Everybody hates Cher Lloyd. Well, that’s what most people would have you believe, anyway.
But why, exactly? Despite her rather precocious debut appearance on the X Factor, Cher has proved to be a submissive and inoffensive pint-sized pop star in her own right. She is often described as ‘divisive’ or even ‘controversial’, but Cher is hardly a seventeen year old activist using her songs to spout opinionated political statements a la M.I.A. Nope, her debut single is curiously titled, yes, but it is not hard-hitting stuff by any means:
Aside from the “what does it mean” factor, hideous title and its blatant identity crisis, Cher isn’t being particularly bold or evil in this song. It’s a mess, admittedly, but that could be down to her record company, the wonderfully named SyCo headed by Simon Cowell. This is not even Cher’s style: in a rather vain attempt to try and incorporate the rap that Lloyd loves so much, this song uses a rather awkward tune change and bubblegum intro to make the whole affair sound a bit more “street”. It’s not Lil Wayne though.
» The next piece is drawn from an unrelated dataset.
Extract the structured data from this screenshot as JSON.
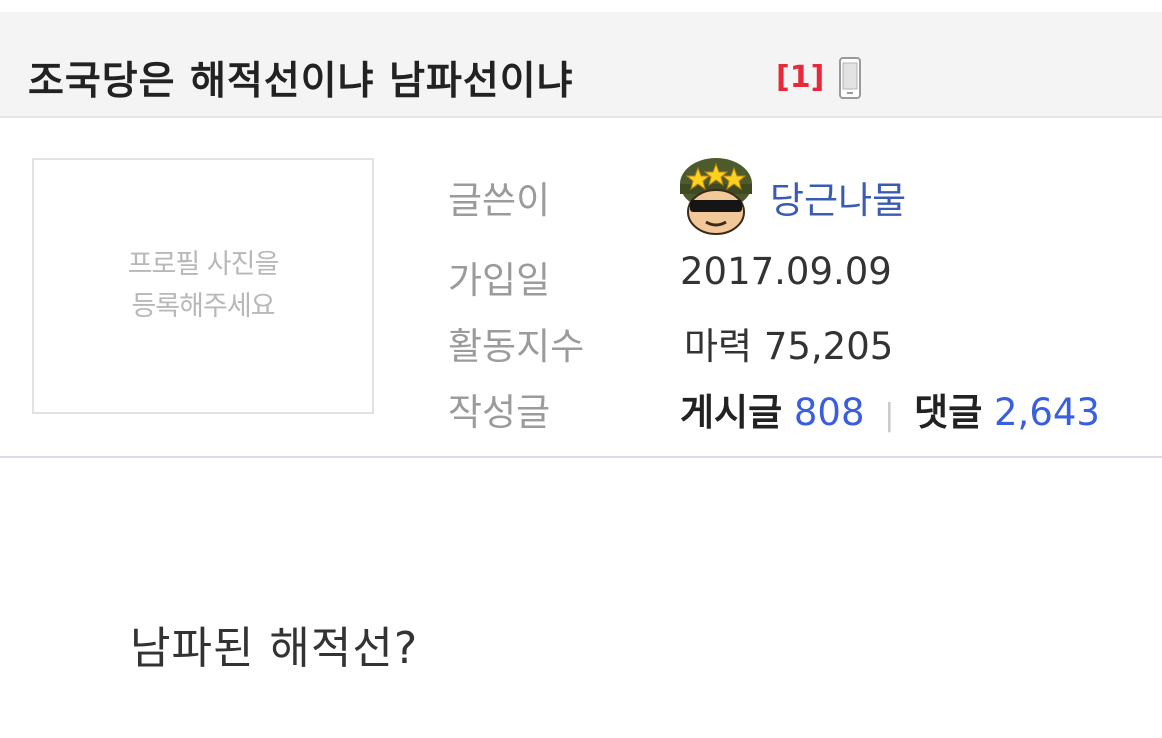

It’s not even a poppy Nicki Minaj tune.
This is besides the point though. The more I read about Lloyd, the more concerned I become. It is not the song that has got people angry, it is Lloyd herself.
A range of sites from the NME to the comments on Youtube reveal a wealth of prejudice against Lloyd: she is abused, called a chav and derided for her gypsy roots. Some of the comments even go so far as to suggest that the UK needs to be rid of people like her, though this seems very strange: Lloyd is a young woman who for better or worse has made something of herself and worked hard to perfect her rapping technique and learn about the music industry, which is more than most people can say. As a recent Guardian interview reports, former News of the World showbiz editor Dan Wootton attacked Lloyd so badly over Twitter that Lily Allen decided to step in and defend her.
Lloyd’s attitude, the interview points out, can be quite bratty and arrogant, but also points out that she is both very young and possibly suffers from nerves, not knowing what best to say in one-to-one interviews. These seem like reasonable explanations, but it is also an attitude that a young woman facing such vile comments would have to adopt to survive emotionally. She acknowledges that her gypsy roots mean that she is already subject to a massive amount of prejudice, heightened by the fact that her parents are rumoured to be on state benefits.
However, none of this justifies the way in which total strangers vent their hatred against the young starlet. Lloyd says that when her career fully kicks off that she wants to get involved in anti-bullying campaigns, an admirable goal for someone so young. Swagger Jagger might be manufactured pop that treads no new ground, but someone with good ambitions from a deprived background shouldn’t be subject to such abuse.